Il résulte des pièces produites que trois prélèvements ont été imputés au débit du compte le 15 mai et un quatrième le 17 mai pour un total de 3 200,28 euros mais il n'est pas établi que c'était en exécution d'ordre de Mme [E] [P] postérieurs au prononcé du jugement de redressement judiciaire, de sorte que sa faute, consistant en la violation de l'interdiction des paiements, n'est pas établie, ce qui se distingue de l'obligation pour la banque de rembourser la procédure collective en vertu de la nullité prévue à l'article L622-7 du code de commerce , ces sommes ne devant donc pas compter au rang des dommages-intérêts prononcés.

Il ressort de la copie des formules des sept chèques signés par Mme [E] [P] et débités du compte qu'ils ont été établis les 15 et 17 mai 2019 et non antérieurement comme le prétend cette dernière de sorte que les dommages-intérêts qu'elle est condamnée à régler à la société Le Crédit Lyonnais doivent comprendre les sommes correspondantes de 5 767,59 euros.

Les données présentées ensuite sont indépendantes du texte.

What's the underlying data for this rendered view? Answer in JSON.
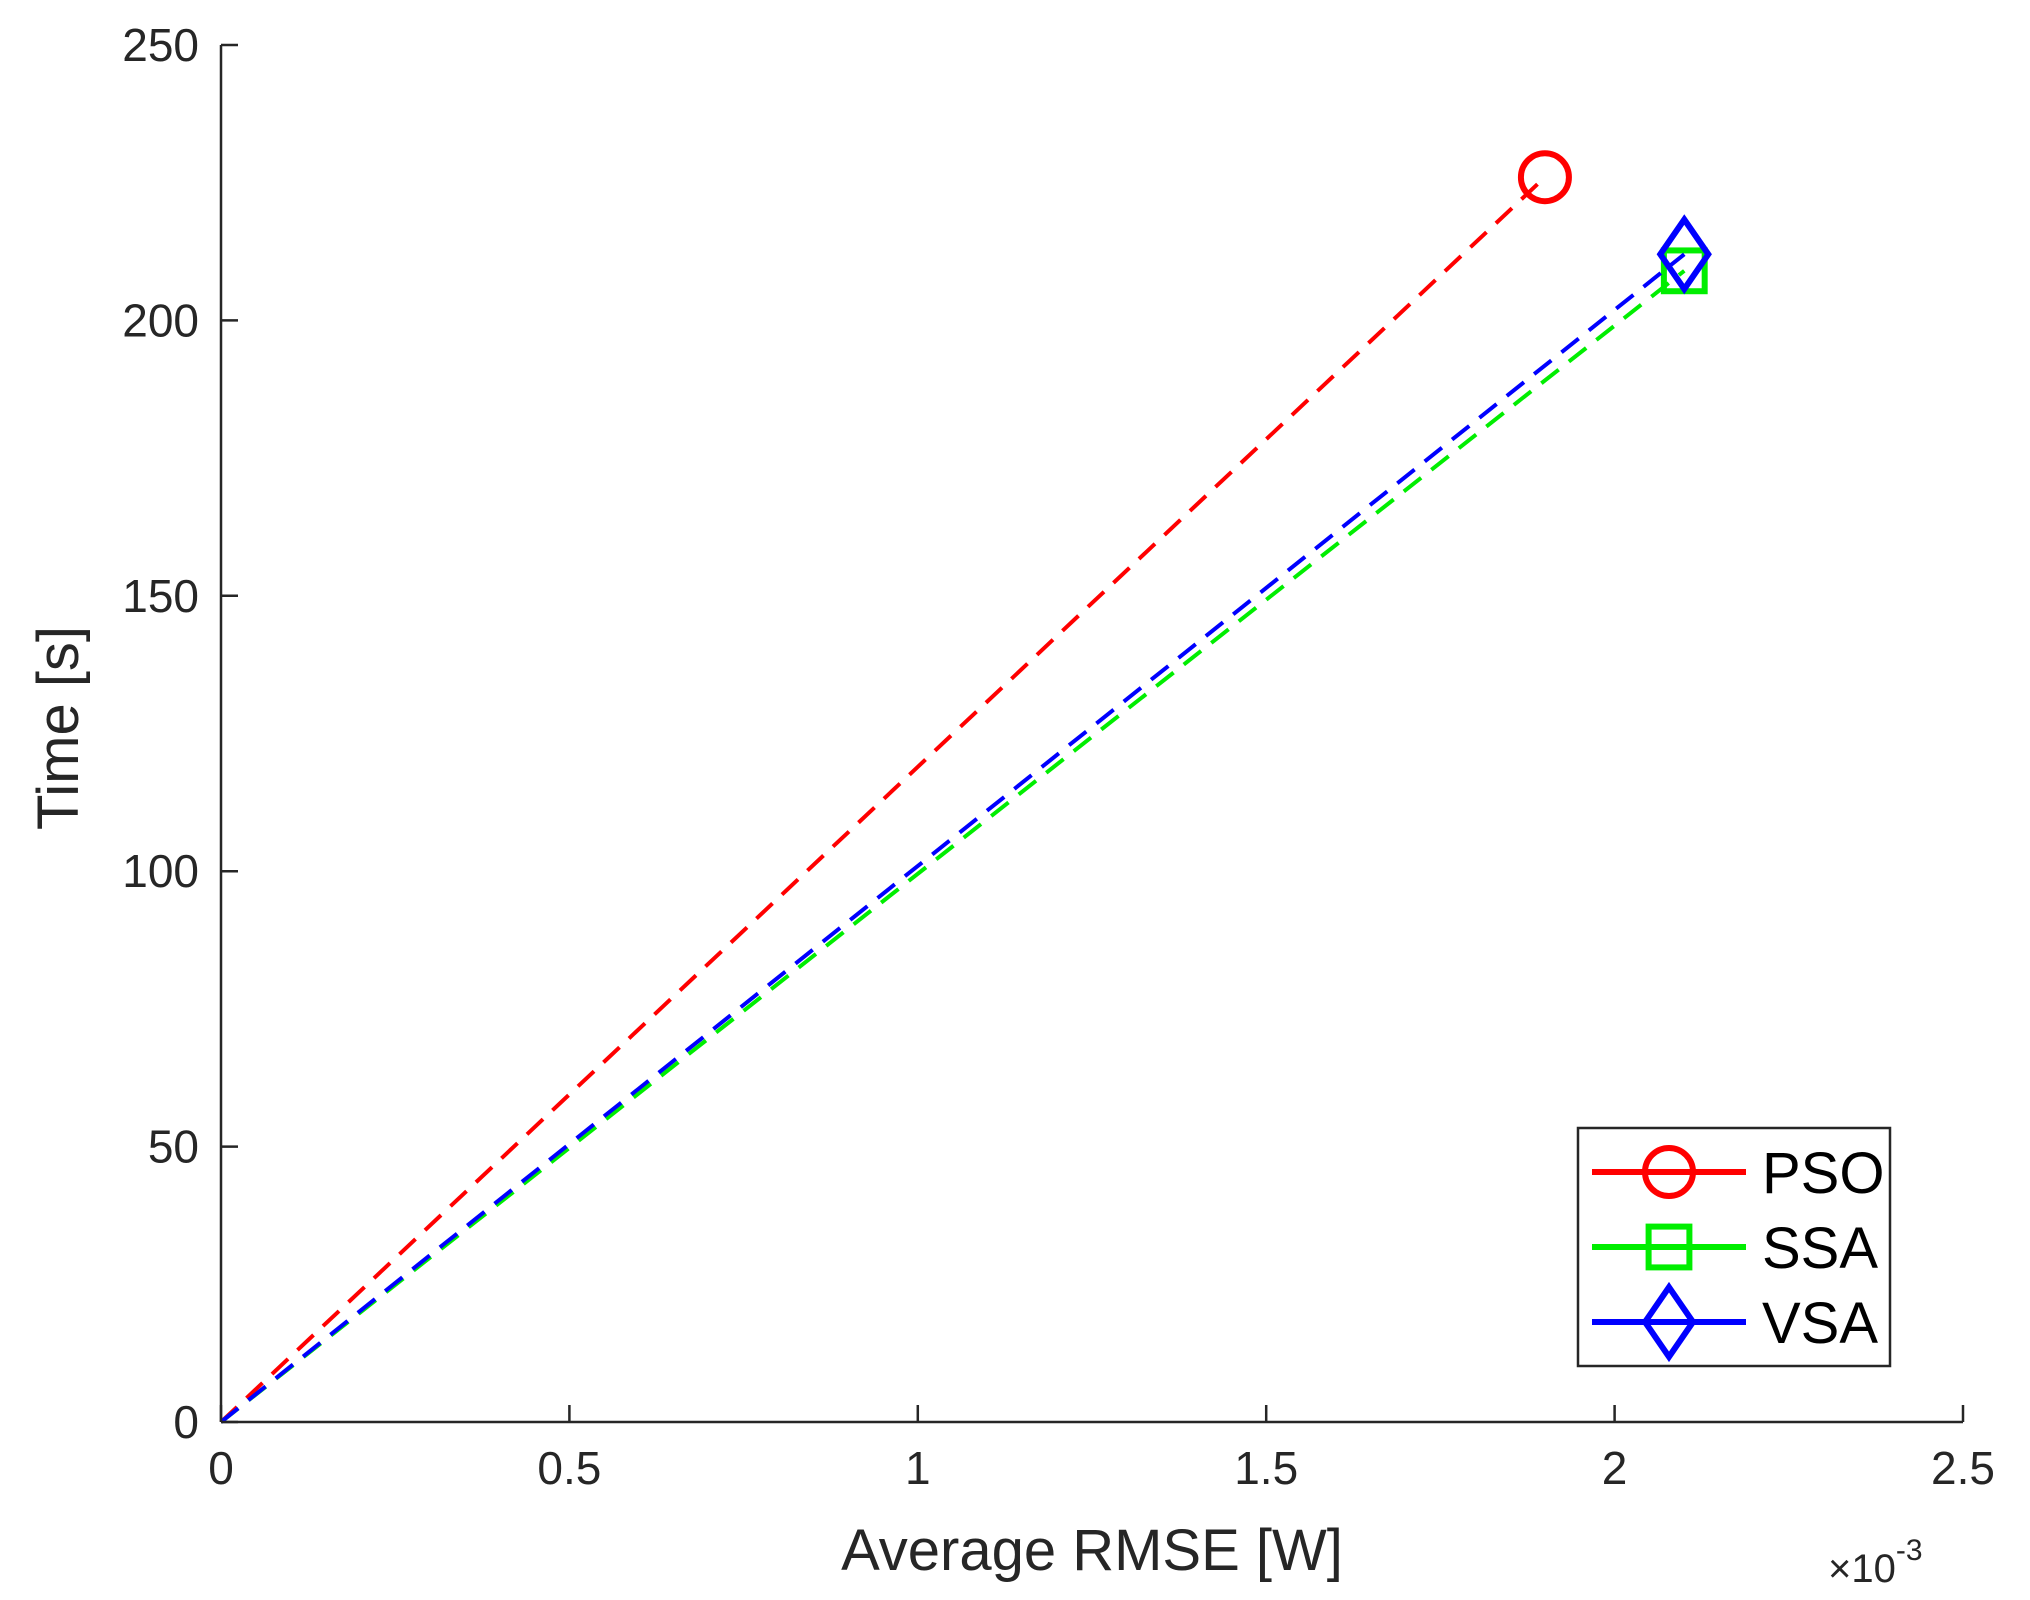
{
  "chart_data": {
    "type": "line",
    "xlabel": "Average RMSE [W]",
    "ylabel": "Time [s]",
    "x_multiplier_label": "×10",
    "x_multiplier_exponent": "-3",
    "xlim": [
      0,
      2.5
    ],
    "ylim": [
      0,
      250
    ],
    "x_ticks": [
      0,
      0.5,
      1,
      1.5,
      2,
      2.5
    ],
    "x_tick_labels": [
      "0",
      "0.5",
      "1",
      "1.5",
      "2",
      "2.5"
    ],
    "y_ticks": [
      0,
      50,
      100,
      150,
      200,
      250
    ],
    "y_tick_labels": [
      "0",
      "50",
      "100",
      "150",
      "200",
      "250"
    ],
    "grid": false,
    "legend_position": "bottom-right",
    "series": [
      {
        "name": "PSO",
        "color": "#ff0000",
        "marker": "circle",
        "line_style": "dashed",
        "x": [
          0,
          1.9
        ],
        "y": [
          0,
          226
        ]
      },
      {
        "name": "SSA",
        "color": "#00ee00",
        "marker": "square",
        "line_style": "dashed",
        "x": [
          0,
          2.1
        ],
        "y": [
          0,
          209
        ]
      },
      {
        "name": "VSA",
        "color": "#0000ff",
        "marker": "diamond",
        "line_style": "dashed",
        "x": [
          0,
          2.1
        ],
        "y": [
          0,
          212
        ]
      }
    ]
  }
}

S'agissant des 20 virements pour un total de 10 032 euros débités le 17 mai 2019, il résulte de la mention 'signature numérique [E] [P] [P] (..) date 17 mai 2019" figurant au bas du listing produit par Mme [E] [P] que c'est bien à cette date qu'ils ont été ordonnés, peut important que la date souhaitée de remise soit mentionnée comme étant le 10 mai précédent, de sorte qu'ils doivent être compris dans les dommages-intérêts.

Les ordres de virements pour des totaux de 18 015 euros, 10 794 euros et

10 491,07 euros sont tous postérieurs au jugement d'ouverture du redressement judiciaire et tel est également le cas des paiements postérieurs par carte bleue et retraits en espèce pour 2 208,55 euros.

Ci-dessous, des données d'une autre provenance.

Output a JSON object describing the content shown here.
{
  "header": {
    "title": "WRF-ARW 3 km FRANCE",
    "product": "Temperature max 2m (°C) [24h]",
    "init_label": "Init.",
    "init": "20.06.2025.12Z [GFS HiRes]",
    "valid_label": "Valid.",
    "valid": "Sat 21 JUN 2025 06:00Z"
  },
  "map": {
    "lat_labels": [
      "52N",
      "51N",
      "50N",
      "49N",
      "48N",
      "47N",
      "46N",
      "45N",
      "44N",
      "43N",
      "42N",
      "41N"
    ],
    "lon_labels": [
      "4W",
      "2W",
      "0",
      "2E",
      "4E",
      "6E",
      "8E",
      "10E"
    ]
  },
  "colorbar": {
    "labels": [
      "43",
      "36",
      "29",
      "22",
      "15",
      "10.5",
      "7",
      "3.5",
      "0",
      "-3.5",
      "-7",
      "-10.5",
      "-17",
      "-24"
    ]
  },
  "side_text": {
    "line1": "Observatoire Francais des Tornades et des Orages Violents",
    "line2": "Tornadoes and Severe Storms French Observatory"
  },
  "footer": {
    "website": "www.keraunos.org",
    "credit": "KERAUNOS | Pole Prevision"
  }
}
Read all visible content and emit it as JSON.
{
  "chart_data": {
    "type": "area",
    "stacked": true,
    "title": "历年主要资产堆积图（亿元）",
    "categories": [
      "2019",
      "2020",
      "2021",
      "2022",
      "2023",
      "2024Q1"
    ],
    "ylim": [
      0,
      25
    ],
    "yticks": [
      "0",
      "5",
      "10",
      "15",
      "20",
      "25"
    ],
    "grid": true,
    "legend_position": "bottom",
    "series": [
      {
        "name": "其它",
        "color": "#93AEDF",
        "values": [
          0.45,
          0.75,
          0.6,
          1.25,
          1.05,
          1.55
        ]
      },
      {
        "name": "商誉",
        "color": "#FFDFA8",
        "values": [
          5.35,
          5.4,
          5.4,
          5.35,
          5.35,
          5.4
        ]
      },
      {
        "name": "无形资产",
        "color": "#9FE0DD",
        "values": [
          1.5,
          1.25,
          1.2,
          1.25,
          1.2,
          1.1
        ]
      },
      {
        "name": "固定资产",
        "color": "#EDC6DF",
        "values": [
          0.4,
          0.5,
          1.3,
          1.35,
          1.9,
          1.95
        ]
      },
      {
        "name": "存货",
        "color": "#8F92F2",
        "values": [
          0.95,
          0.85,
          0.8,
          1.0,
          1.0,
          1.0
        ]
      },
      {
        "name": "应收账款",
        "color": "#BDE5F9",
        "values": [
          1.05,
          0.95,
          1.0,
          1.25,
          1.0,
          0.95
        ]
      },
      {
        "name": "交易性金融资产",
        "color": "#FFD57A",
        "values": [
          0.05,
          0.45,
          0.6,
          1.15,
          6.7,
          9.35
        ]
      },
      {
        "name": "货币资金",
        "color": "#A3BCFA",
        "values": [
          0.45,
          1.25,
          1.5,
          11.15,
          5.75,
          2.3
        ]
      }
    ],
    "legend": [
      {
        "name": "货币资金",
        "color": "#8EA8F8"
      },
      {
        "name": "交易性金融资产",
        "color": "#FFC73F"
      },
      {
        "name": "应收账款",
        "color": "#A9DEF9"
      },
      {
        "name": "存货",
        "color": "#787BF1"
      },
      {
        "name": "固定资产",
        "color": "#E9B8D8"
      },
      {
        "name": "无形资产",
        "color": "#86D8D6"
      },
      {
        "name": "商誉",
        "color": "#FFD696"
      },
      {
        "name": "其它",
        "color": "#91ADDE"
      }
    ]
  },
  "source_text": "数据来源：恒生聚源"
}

Il résulte de la consultation des destinataires des virements et paiements que c'est à tort que la banque impute à Mme [E] [P] la volonté de détourner les sommes correspondantes dès lors qu'ils ont essentiellement pour objet le paiement de salaires, de fournisseurs de la société Transactif -et ce même pour les retraits en liquide puisqu'il résulte d'une attestation de l'expert comptable que 1 800 euros ont été affectés au paiement de carburant des véhicules.

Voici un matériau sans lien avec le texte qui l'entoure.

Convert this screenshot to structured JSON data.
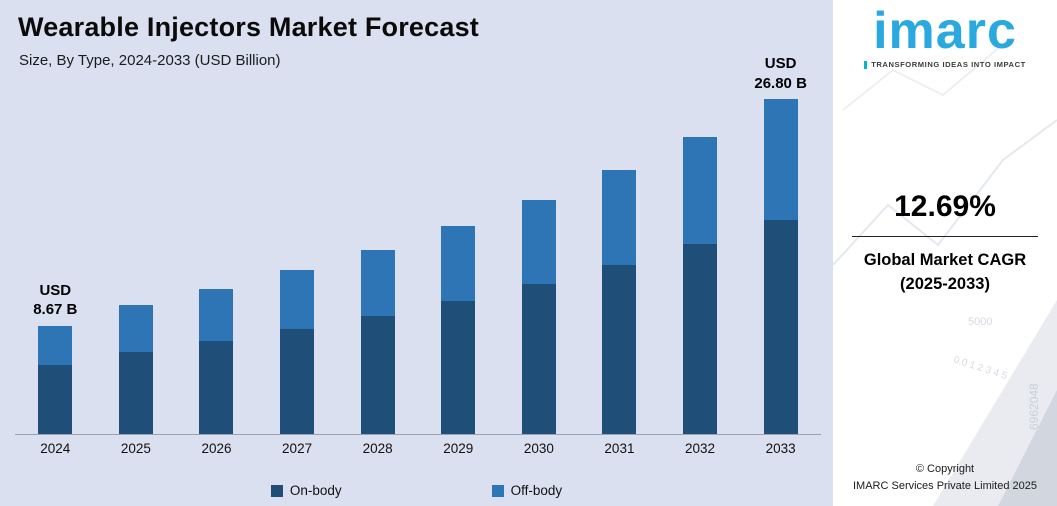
{
  "header": {
    "title": "Wearable Injectors Market Forecast",
    "subtitle": "Size, By Type, 2024-2033 (USD Billion)"
  },
  "chart_data": {
    "type": "bar",
    "stacked": true,
    "title": "Wearable Injectors Market Forecast",
    "subtitle": "Size, By Type, 2024-2033 (USD Billion)",
    "unit": "USD Billion",
    "categories": [
      "2024",
      "2025",
      "2026",
      "2027",
      "2028",
      "2029",
      "2030",
      "2031",
      "2032",
      "2033"
    ],
    "series": [
      {
        "name": "On-body",
        "color": "#1F4E79",
        "values": [
          5.55,
          6.6,
          7.44,
          8.38,
          9.44,
          10.64,
          11.99,
          13.52,
          15.23,
          17.15
        ]
      },
      {
        "name": "Off-body",
        "color": "#2E75B6",
        "values": [
          3.12,
          3.71,
          4.18,
          4.71,
          5.31,
          5.99,
          6.75,
          7.6,
          8.57,
          9.65
        ]
      }
    ],
    "totals": [
      8.67,
      10.31,
      11.62,
      13.09,
      14.75,
      16.63,
      18.74,
      21.12,
      23.8,
      26.8
    ],
    "ylim": [
      0,
      26.8
    ],
    "grid": false,
    "legend_position": "bottom",
    "annotations": [
      {
        "category": "2024",
        "lines": [
          "USD",
          "8.67 B"
        ]
      },
      {
        "category": "2033",
        "lines": [
          "USD",
          "26.80 B"
        ]
      }
    ]
  },
  "legend": {
    "items": [
      {
        "label": "On-body",
        "color": "#1F4E79"
      },
      {
        "label": "Off-body",
        "color": "#2E75B6"
      }
    ]
  },
  "sidebar": {
    "logo": "imarc",
    "tagline": "TRANSFORMING IDEAS INTO IMPACT",
    "cagr": {
      "value": "12.69%",
      "label_line1": "Global Market CAGR",
      "label_line2": "(2025-2033)"
    },
    "copyright": {
      "line1": "© Copyright",
      "line2": "IMARC Services Private Limited 2025"
    },
    "watermark": {
      "vertical_number": "6962048",
      "number": "5000",
      "axis_ticks": "0.0  1  2  3  4  5"
    }
  },
  "colors": {
    "background": "#DBE0F1",
    "panel": "#FFFFFF",
    "brand_blue": "#29A9E0",
    "bar_dark": "#1F4E79",
    "bar_light": "#2E75B6"
  }
}
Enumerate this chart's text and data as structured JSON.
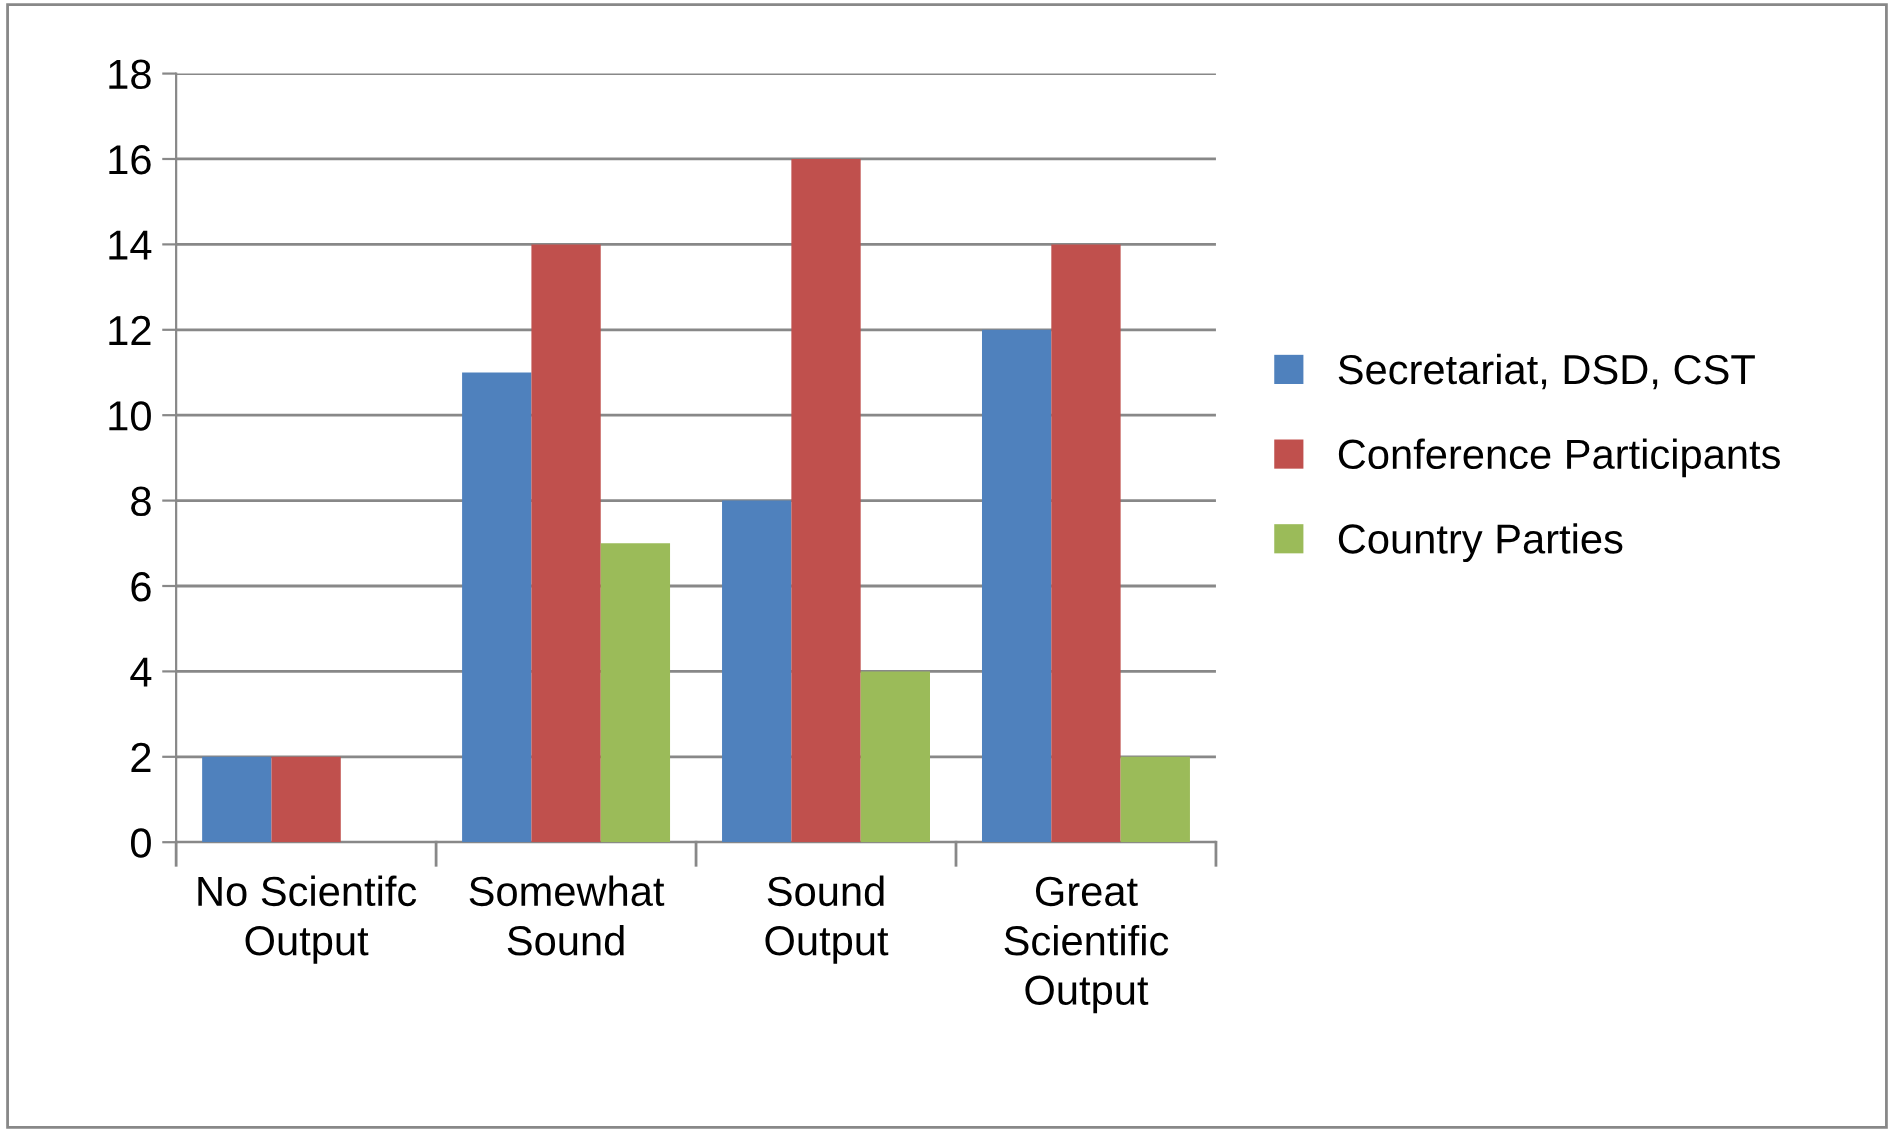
{
  "chart_data": {
    "type": "bar",
    "categories": [
      "No Scientifc\nOutput",
      "Somewhat\nSound",
      "Sound\nOutput",
      "Great\nScientific\nOutput"
    ],
    "series": [
      {
        "name": "Secretariat, DSD, CST",
        "color": "#4f81bd",
        "values": [
          2,
          11,
          8,
          12
        ]
      },
      {
        "name": "Conference Participants",
        "color": "#c0504d",
        "values": [
          2,
          14,
          16,
          14
        ]
      },
      {
        "name": "Country Parties",
        "color": "#9bbb59",
        "values": [
          0,
          7,
          4,
          2
        ]
      }
    ],
    "ylim": [
      0,
      18
    ],
    "yticks": [
      0,
      2,
      4,
      6,
      8,
      10,
      12,
      14,
      16,
      18
    ],
    "grid": "y",
    "legend": "right"
  }
}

Toutefois, si l'on peut induire des dits paiements que Mme [E] [P] était plutôt désireuse d'acquitter certaines dettes de l'entreprise aux fins de favoriser la poursuite de son activité, cette circonstance est indifférente à la solution du litige compte tenu des principes juridiques rappelés ci-dessus qui aurait dû conduire Mme [E] [P] à s'empêcher de procéder à tout paiement contraire à l'intérêt collectif des créanciers dont était juge l'administrateur judiciaire désigné.

En conséquence de ce qui précède, il y a lieu, statuant dans les limites de l'appel, de réformer le jugement entrepris, et de condamner Mme [E] [P] aux dépens ainsi qu'à payer à la société Le Crédit Lyonnais la somme de (3 429,98 + 50 763 + 2 208,55)= 56 401,53 euros de dommages-intérêts, l'équité commandant de ne pas prononcer de condamnation au titre des frais irrépétibles.

PAR CES MOTIFS

Statuant dans les limites de l'appel entre la société Le Crédit Lyonnais et Mme [F] [E] [P] ;

INFIRME le jugement entrepris en toutes ses dispositions ;

Et, statuant à nouveau,

DÉCLARE Mme [F] [E] [P] responsable d'un manquement à l'interdiction des paiements à la suite du redressement judiciaire de la société Transactif ;

CONDAMNE Mme [F] [E] [P] à payer à la société Le Crédit Lyonnais la somme de 56 401,53 euros de dommages-intérêts et déboute cette dernière du surplus de ses demandes ;

DIT n'y avoir lieu au prononcé d'une condamnation au titre de l'article 700 du code de procédure civile ;

CONDAMNE Mme [F] [E] [P] aux entiers dépens.